The motivation for titling a painting “Untitled” is understandable and justifiable. Titling a painting implies that it has a subject -- literary, poetic, or thematic. It describes the work summarily, or, at least, provides a key to its meaning. The idea of titling a work “Untitled” is to eliminate narrative connotations and force the viewer to look at the work and read its theme and meaning in the painting itself. Pursuing abstraction, Kandinsky resorted to musical analogy in his titles: “Composition No. 5,” like the opus number in music. Some later non-figurative painters, just gave numbers, like, “Number 15” (Rothko), colors, like “Russet (Morris Louis), ” or the source of abstraction, like “Cathedral” (Hofmann), though others continued to give literary titles, like “Lucifer” (Pollock) and “Empress of India” (Stella). If the painter feels strongly that the work should not be titled, she or he should call the work “Painting” rather than “Untitled.”

One time I was made keenly aware of the perfect rightness of the title “Untitled” was at the exhibition of the works of Agnes Martin’s paintings, which she consistently and most deliberately titled “Untitled.” From one painting to the next, identical in size and subtle in difference, at a glance they look alike; it is only on intense inspection the strong presence of each, which gives each work its unmistakably identity, impresses the viewer and makes it unforgettable. Each painting identifies its visual reality that no lengthy description, not to speak of a title of any kind, can ever communicate profitably; it is revealed only in concentrated and prolonged and seeing. Not all non-figurative paintings share this concrete optical quality.
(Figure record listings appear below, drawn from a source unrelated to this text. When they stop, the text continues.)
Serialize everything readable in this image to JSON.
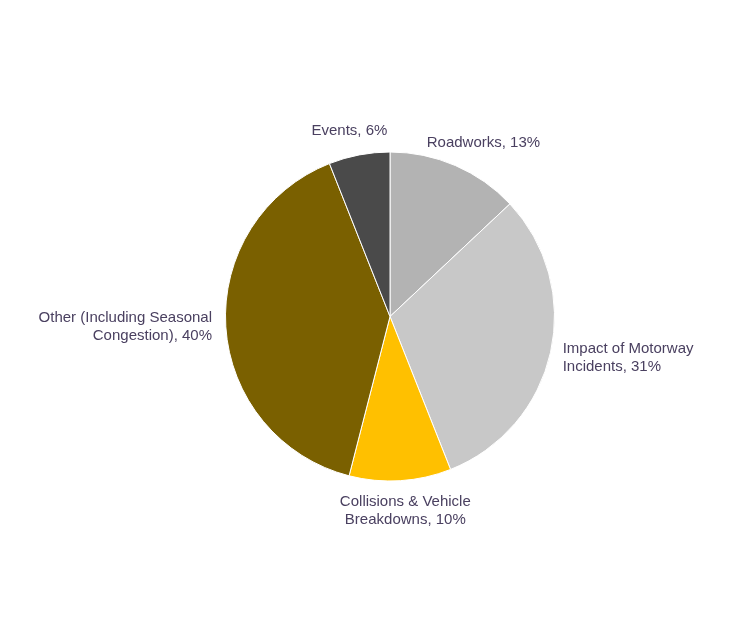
{
  "chart_data": {
    "type": "pie",
    "categories": [
      "Roadworks",
      "Impact of Motorway\nIncidents",
      "Collisions & Vehicle\nBreakdowns",
      "Other (Including Seasonal\nCongestion)",
      "Events"
    ],
    "values": [
      13,
      31,
      10,
      40,
      6
    ],
    "value_labels": [
      "Roadworks, 13%",
      "Impact of Motorway\nIncidents, 31%",
      "Collisions & Vehicle\nBreakdowns, 10%",
      "Other (Including Seasonal\nCongestion), 40%",
      "Events, 6%"
    ],
    "colors": [
      "#b3b3b3",
      "#c8c8c8",
      "#ffc000",
      "#7a6000",
      "#4a4a4a"
    ],
    "data_labels": true,
    "legend": false
  }
}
Then, more recently, at the exhibition of Cindy Sherman’s photographs, I was equally impressed by her “Untitled” titling of her series “Untitled Film Stills.” Her self-portraits as fictional but plausible film characters might be identified as types, like “tired housewife.” “young hitchhiker.” “sex kitten,” or whatever, but any title with a literary or cinematic reference only detracts from the specific identify of each feigned character, its immediacy (even though distanced as a screen image, simulation as it may be). This observations holds, too, for Sherman’s later photographs of “society women, “centerfolds,” and “historical characters.” Moreover, any specific title is not only redundant but falsifying since the reality of her photographed images is double-layered: one of her self-representation in different guises and the other of the character she is donning. Her photographs simultaneously draws our attention to the persona as a person and the persona as a mask In later works, in fact, she makes her prosthetic applications deliberately visible to distinguish the two layers of representation. Strictly figurative, unlike Agnes Martin’s paintings, Sherman’s photographs are strong by virtue of their unmitigated specificity.

Too often, I still contend, paintings of vague or blurred identity are lazily left “Untitled”, and they vex me.